I will keep looking into this, but at least they have moved onto a standard UTF8 for everything.
I am not opening any old Unicode text file, my program is opening a MARC 21 file which could be Unicode.
The MARC examples I have seen are so far UTF8 or plain ANSI.


This is a way I did this in vb6, and it was a unicode file, but being vb6, all I cared about was ANSI. Anyway it worked.
I can't fix the weird yellow thingy, the line says
Set ts = fso_OpenTextFile(FilenameToBreak)

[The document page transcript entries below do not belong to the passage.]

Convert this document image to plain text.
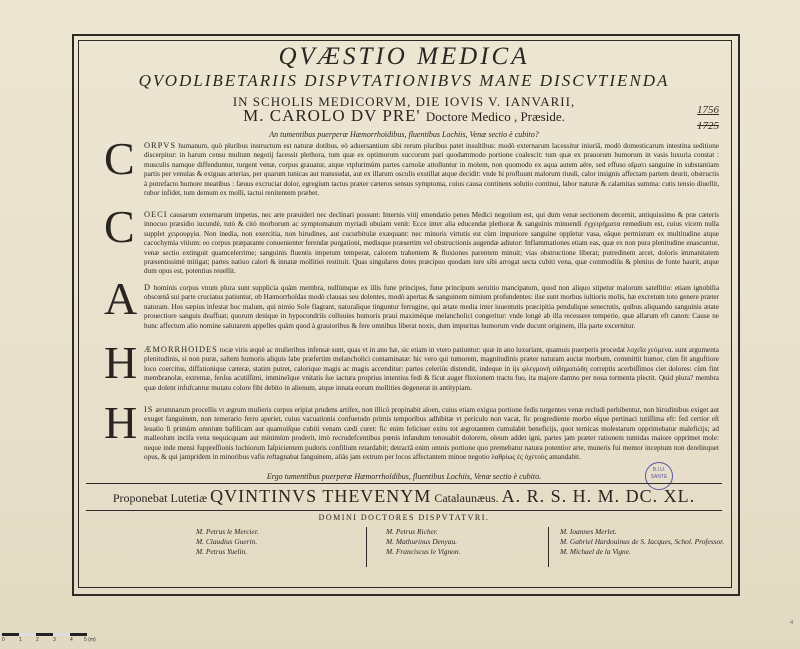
QVÆSTIO MEDICA
QVODLIBETARIIS DISPVTATIONIBVS MANE DISCVTIENDA
IN SCHOLIS MEDICORVM, DIE IOVIS V. IANVARII,
M. CAROLO DV PRE' Doctore Medico , Præside.	1756
1725
An tumentibus puerperæ Hæmorrhoïdibus, fluentibus Lochiis, Venæ sectio è cubito?
C
C
A
H
H
ORPVS humanum, quò pluribus instructum est naturæ dotibus, eò aduersantium sibi rerum pluribus patet insultibus: modò externarum lacessitur iniuriâ, modò domesticarum intestina seditione discerpitur: in harum censu multum negotij facessit plethora, tum quæ ex optimorum succorum pari quodammodo portione coalescit: tum quæ ex prauorum humorum in vasis luxuria constat : musculis namque diffenduntur, turgent venæ, corpus grauatur, atque vtplurimùm partes carnolæ attolluntur in molem, non quomodo ex aqua autem aëre, sed effuso αἵματι sanguine in substantiam partis per venulas & exiguas arterias, per quarum tunicas aut transsudat, aut ex illarum osculis exstillat atque decidit: vnde hi profluunt malorum riuuli, calor insignis affectam partem deurit, obstructis à putrefacto humore meatibus : fæuus excruciat dolor, egregium tactus præter cæteros sensus symptoma, cuius causa continens solutio continui, labor naturæ & calamitas summa: cutis tensio diuellit, rubor infidet, tum demum ex molli, tactui renitentem præbet.
OECI causarum externarum impetus, nec arte præuideri nec declinari possunt: Internis vitij emendatio penes Medici negotium est, qui dum venæ sectionem decernit, antiquissimo & præ cæteris innocuo præsidio iucundè, tutò & citò morborum ac symptomatum myriadi obuiam venit: Ecce inter alia educendæ plethoræ & sanguinis minuendi ἐγχειρήματα remedium est, cuius vicem nulla supplet χειρουργία. Non inedia, non exercitia, non hirudines, aut cucurbitulæ exæquant: nec minoris virtutis est cùm impuriore sanguine oppletur vasa, eâque permistum ex multitudine atque cacochymia vitium: eo corpus præparante conuenienter ferendæ purgationi, medisque præsertim vel obstructionis augendæ adiutor: Inflammationes etiam eas, quæ ex non pura plenitudine enascuntur, venæ sectio extinguit quamcelerrime; sanguinis fluentis impetum temperat, calorem trahentem & fluxiones parentem minuit; vias obstructione liberat; putredinem arcet, doloris immanitatem præsentissimè mitigat; partes natiuo calori & innatæ mollitiei restituit. Quas singulares dotes præcipuo quodam iure sibi arrogat secta cubiti vena, quæ commodiùs & plenius de fonte haurit, atque dum opus est, potentius reuellit.
D hominis corpus vnum plura sunt supplicia quàm membra, nullùmque ex illis fune principes, fune principum seruitio mancipatum, quod non aliquo stipetur malorum satellitio: etiam ignobilia obscœnâ sui parte cruciatus patiuntur, ob Hæmorrhoïdas modò clausas seu dolentes, modò apertas & sanguinem nimium profundentes: ilse sunt morbus iultioris molis, hæ excretum toto genere præter naturam. Hos sæpius infestat hoc malum, qui nimio Sole flagrant, naturalique tinguntur ferrugine, qui ætate media inter iuuentutis præcipitia pendulique senectutis, quibus aliquando sanguinis ætate prouectiore sanguis deaffuat; quorum denique in hypocondriis colluuies humoris praui maximéque melancholici congeritur: vnde longè ab illa recessere temperie, quæ allarum eft canon: Cause ne hunc affectum alio nomine salutarem appelles quàm quod à grauioribus & fere omnibus liberat noxis, dum impuritas humorum vnde ducunt originem, illa parte excernitur.
ÆMORRHOIDES tocæ viris æquè ac mulieribus infensæ sunt, quas vt in ano hæ, sic etiam in vtero patiuntur: quæ in ano luxuriant, quamuis puerperis procedat λοχεῖα χεόμενα. sunt argumenta plenitudinis, si non puræ, saltem humoris aliquis labe præfertim melancholici contaminatæ: hic vero qui tumorem, magnitudinis præter naturam auctæ morbum, committit humor, cùm fit anguftiore loco coercitus, diffationique cæteræ, statim putret, calorique magis ac magis accenditur: partes celeriùs distendit, indeque in ijs φλεγμονὴ οἰδηματώδη correptis acerbiſſimos ciet dolores: cùm fint membranolæ, extremæ, fenſus acutiſſimi, immineîque vnitatis ſue iactura proprius intentius fedi & ficut auget fluxionem tractu fuo, ita majore damno per noua tormenta plectit. Quid plura? membra quæ dolent infufcantur mutato colore fibi debito in alienum, atque innata eorum mollities degenerat in antitypiam.
IS ærumnarum procellis vt ægrum mulieris corpus eripiat prudens artifex, non illicò propinabit aloen, cuius etiam exigua portione fedis turgentes venæ recludi perhibentur, non hirudinibus exiget aut exuget fanguinem, non temerario ferro aperiet, cuius vacuationis confuetudo primis temporibus adhibitæ vt periculo non vacat, fic progrediente morbo eſque pertinaci tutiſſima eft: fed certior eſt leuatio fi primùm omnium bafilicam aut quamuiſque cubiti venam cædi curet: fic enim feliciuer exitu tot ægrotantem cumulabit beneficijs, quot ternicas molestarum opprimebatur maleficijs; ad malleolum incifa vena nequicquam aut minimùm proderit, imò recrudefcentibus pœnis infandum tenouabit dolorem, oleum addet igni, partes jam præter rationem tumidas maiore opprimet mole: neque inde mensi fuppreſſionis lochiorum faſpicientem pudoris confilium retardabit; detractâ enim omnis portione quo premebatur natura potentior arte, muneris fui memor inceptum non derelinquet opus, & qui jampridem in minoribus vafis reftagnabat fanguinem, aliàs jam extrum per locos affectantem minoe negotio λαθρίως ἐς ὀχετοὺς amandabit.
Ergo tumentibus puerperæ Hæmorrhoïdibus, fluentibus Lochiis, Venæ sectio è cubito.
B.I.U. SANTE
Proponebat Lutetiæ QVINTINVS THEVENYM Catalaunæus. A. R. S. H. M. DC. XL.
DOMINI DOCTORES DISPVTATVRI.
M. Petrus le Mercier.
M. Claudius Guerin.
M. Petrus Yuelin.
M. Petrus Richer.
M. Mathurinus Denyau.
M. Franciscus le Vignon.
M. Ioannes Merlet.
M. Gabriel Hardouinus de S. Iacques, Schol. Professor.
M. Michael de la Vigne.
0	1	2	3	4 5 (m)
4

crazy no mattr what I do it puts that dumb yellow emoticon in there
Set ts = fso 'DOT' OpenTextFile(FilenameToBreak)
Dim fso As New FileSystemObject
Dim ts As TextStream
Set ts = fso_OpenTextFile(FilenameToBreak)


Filenum2 = FreeFile
Open FileNameToCreate For Binary As #Filenum2 'new Marc file

'read first LDRData line for first record
'Line Input #Filenum1, LDRData

LDRData = ts.ReadLine
'get rid of this BOM in element 0 '' for a unicode8 file
If Left(LDRData, 3) = "" Then LDRData = Replace(LDRData, "", "")
'get rid of this BOM for unicode16
If Left(LDRData, 3) = "þÿ" Or Left(LDRData, 3) = "ÿþ" Then LDRData = Mid(LDRData, 3)

LDRData = Trim(Mid(LDRData, 6))
'check for stray chr(30) in data and remove it, wont be any
LDRData = Replace(LDRData, Chr(30), "")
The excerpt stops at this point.